Jonathan Tannenwald broke this story (this morning!) for philly.com: Brandi Chastain wants to coach for the USWNT.
John Halloran with an excellent story for The Equalizer on Morgan Brian.
My AP colleague Daniella Matar with a wonderful story on the big crowds in Europe and what they may mean.
The United States holds onto first place in the FIFA world rankings.
Caitlin Murray with a story for The Athletic on how the Thorns manage the long offseason.
Jane McManus on whether the rest of the world is catching up with the U.S. when it comes to women’s sports.
Thirty-five senators called on US Soccer pay its men’s and women’s players equally. Here’s the letter from Dianne Feinstein’s office.
The Washington Posts’s Steven Goff on the ICC coming to North Carolina this season.
Goff also penned a column about whether women’s soccer has reached a turning point in 2019.
Sky Blue’s outdoor training facilities are upgraded to Georgian Court University, which I did not know existed.
Suzie Rantz looks at Jess Fishlock and Lyon headed to the Champions League semi.
Neil Morris with a story on one of my favorite Canadians, Stephanie Labbe.
Tweet of the Week
Five at The IX: Thorns Defender Meghan Klingenberg
I had fun with the lightning round thing with Ellis and Rapinoe, so I did it again with Klingenberg. I realize it’s not soccer-y, but I like learning stuff a little different about the athletes I cover. Soooo much better than the “We executed” drivel. Plus, Klingenberg spoke about how she still consults Anson Dorrance, which was a nice nugget.
PS: After the interview, Klingenberg said via email that the favorite book she read last year was Rubyfruit Jungle by Rita Mae Brown. Another nugget. (This book is legit on my nightstand right now, and because of Klingenberg’s endorsement it has moved to the top of the stack.)
Annie: What’s your favorite food?
Meghan: Okay, well sadly the first thing that came to my mind was french fries but there you go.
Annie: What’s the best movie that you saw last year?
Meghan: Shoot, I don’t even know. I can’t pick one. I’m not good with that. Books are better.
Annie: So what’s your favorite book that you read last year?
Meghan: OK. Shoot, shoot, shoot, shoot. I know exactly what I want to say. I’m just forgetting the name. (Turns to Richard Farley) Can I tell you and you tell her?
Annie: We’ll see each other tomorrow at basketball anyway. (Farley covered the Elite Eight for High Post Hoops!)

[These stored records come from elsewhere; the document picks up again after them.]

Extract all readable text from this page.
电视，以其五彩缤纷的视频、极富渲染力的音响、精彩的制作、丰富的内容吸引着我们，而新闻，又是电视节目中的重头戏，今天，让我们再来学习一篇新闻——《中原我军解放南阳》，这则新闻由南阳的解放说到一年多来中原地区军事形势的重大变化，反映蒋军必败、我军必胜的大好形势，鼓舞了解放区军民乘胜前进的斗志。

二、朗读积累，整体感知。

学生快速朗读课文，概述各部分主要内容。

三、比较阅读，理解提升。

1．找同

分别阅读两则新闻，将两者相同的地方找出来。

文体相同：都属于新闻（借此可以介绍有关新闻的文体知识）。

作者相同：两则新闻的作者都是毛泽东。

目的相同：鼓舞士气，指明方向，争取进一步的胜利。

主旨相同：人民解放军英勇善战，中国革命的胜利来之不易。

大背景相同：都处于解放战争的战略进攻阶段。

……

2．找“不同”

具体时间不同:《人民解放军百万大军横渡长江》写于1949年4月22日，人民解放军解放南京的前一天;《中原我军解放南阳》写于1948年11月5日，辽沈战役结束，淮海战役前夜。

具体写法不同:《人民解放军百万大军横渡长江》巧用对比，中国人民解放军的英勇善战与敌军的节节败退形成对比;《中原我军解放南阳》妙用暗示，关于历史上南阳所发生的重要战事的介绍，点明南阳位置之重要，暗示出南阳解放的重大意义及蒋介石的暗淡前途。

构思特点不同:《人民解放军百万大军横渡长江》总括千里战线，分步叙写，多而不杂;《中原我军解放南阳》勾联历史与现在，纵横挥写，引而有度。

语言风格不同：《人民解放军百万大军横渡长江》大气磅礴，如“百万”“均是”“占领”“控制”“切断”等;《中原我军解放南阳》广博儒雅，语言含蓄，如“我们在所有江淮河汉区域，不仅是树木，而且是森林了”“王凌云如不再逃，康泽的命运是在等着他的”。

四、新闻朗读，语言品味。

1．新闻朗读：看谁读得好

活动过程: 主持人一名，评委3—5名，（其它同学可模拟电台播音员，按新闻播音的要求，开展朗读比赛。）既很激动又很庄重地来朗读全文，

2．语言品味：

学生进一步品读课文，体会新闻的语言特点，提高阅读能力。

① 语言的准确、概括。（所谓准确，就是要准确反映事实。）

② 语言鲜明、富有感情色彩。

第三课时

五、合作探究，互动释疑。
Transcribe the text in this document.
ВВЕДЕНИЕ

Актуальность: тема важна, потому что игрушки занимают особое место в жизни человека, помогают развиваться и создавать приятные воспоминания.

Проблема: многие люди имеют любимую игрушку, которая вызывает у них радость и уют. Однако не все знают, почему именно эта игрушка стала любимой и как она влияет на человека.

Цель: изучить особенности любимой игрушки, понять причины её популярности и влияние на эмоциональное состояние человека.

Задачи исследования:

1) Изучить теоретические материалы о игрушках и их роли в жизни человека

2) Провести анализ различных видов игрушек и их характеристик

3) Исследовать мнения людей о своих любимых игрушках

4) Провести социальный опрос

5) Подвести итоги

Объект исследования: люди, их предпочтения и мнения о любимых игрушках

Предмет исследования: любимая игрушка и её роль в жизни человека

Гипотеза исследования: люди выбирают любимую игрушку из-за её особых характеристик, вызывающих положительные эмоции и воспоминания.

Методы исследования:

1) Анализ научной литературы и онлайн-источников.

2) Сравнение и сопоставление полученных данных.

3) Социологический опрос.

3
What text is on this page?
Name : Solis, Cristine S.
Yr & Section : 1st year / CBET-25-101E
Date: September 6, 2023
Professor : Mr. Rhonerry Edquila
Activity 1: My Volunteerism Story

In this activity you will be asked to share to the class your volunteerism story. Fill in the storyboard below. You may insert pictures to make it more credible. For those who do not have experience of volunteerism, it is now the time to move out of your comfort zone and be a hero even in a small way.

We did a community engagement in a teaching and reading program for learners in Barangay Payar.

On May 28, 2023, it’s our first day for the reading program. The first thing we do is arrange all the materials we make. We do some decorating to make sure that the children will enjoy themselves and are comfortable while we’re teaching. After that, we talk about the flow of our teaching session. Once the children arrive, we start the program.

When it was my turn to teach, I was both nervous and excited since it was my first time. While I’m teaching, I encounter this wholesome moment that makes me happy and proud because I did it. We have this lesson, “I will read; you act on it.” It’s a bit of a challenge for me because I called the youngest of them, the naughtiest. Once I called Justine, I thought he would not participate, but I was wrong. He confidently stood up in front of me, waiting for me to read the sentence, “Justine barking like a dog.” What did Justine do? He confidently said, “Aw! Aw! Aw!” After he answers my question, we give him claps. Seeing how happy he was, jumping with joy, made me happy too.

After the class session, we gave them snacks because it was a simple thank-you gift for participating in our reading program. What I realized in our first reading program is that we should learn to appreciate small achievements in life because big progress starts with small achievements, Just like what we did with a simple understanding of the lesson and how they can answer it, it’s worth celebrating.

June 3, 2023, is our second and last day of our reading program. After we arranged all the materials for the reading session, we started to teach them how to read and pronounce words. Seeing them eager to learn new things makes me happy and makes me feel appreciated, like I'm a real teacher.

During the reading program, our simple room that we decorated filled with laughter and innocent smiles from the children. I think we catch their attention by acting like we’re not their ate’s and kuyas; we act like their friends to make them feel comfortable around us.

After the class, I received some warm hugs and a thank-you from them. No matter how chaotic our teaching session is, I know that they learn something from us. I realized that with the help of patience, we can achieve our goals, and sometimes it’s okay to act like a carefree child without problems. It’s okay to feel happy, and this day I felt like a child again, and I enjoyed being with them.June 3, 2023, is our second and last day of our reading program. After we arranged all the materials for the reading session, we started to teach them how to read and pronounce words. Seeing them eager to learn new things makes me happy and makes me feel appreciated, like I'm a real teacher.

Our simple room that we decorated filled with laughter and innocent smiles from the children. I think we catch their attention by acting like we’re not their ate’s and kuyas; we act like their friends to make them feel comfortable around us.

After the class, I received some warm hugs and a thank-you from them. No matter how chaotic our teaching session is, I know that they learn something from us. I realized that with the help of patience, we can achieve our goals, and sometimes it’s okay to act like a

Meghan: Great. I write all the books down that I read, and last year I read something like 40 so it’s hard to remember.
Annie: When do you have the time?
Meghan: I don’t. I just do it when I’m like on the bus or whatever.
Annie: If there was one word to describe you what would it be?
Meghan: I think people would probably say feisty or competitive.
Annie: What’s the best piece of advice that you ever received?
Meghan: I don’t think that I can remember a specific piece of advice that somebody gave to me. But, when it comes to like soccer or football, I always call Anson for advice. And I love it because he promises that he’ll always be honest with me. That’s all I want out of a coach is for them to be honest with me, constructively give me feedback. I mean he texts me after almost every game that he watches in the NWSL, which I think is pretty cool. And so I don’t think that I ever remember a piece of advice that he gives, but it’s just like always exactly what I need to hear. It’s not what sometimes what I want to hear but it’s always what I need to.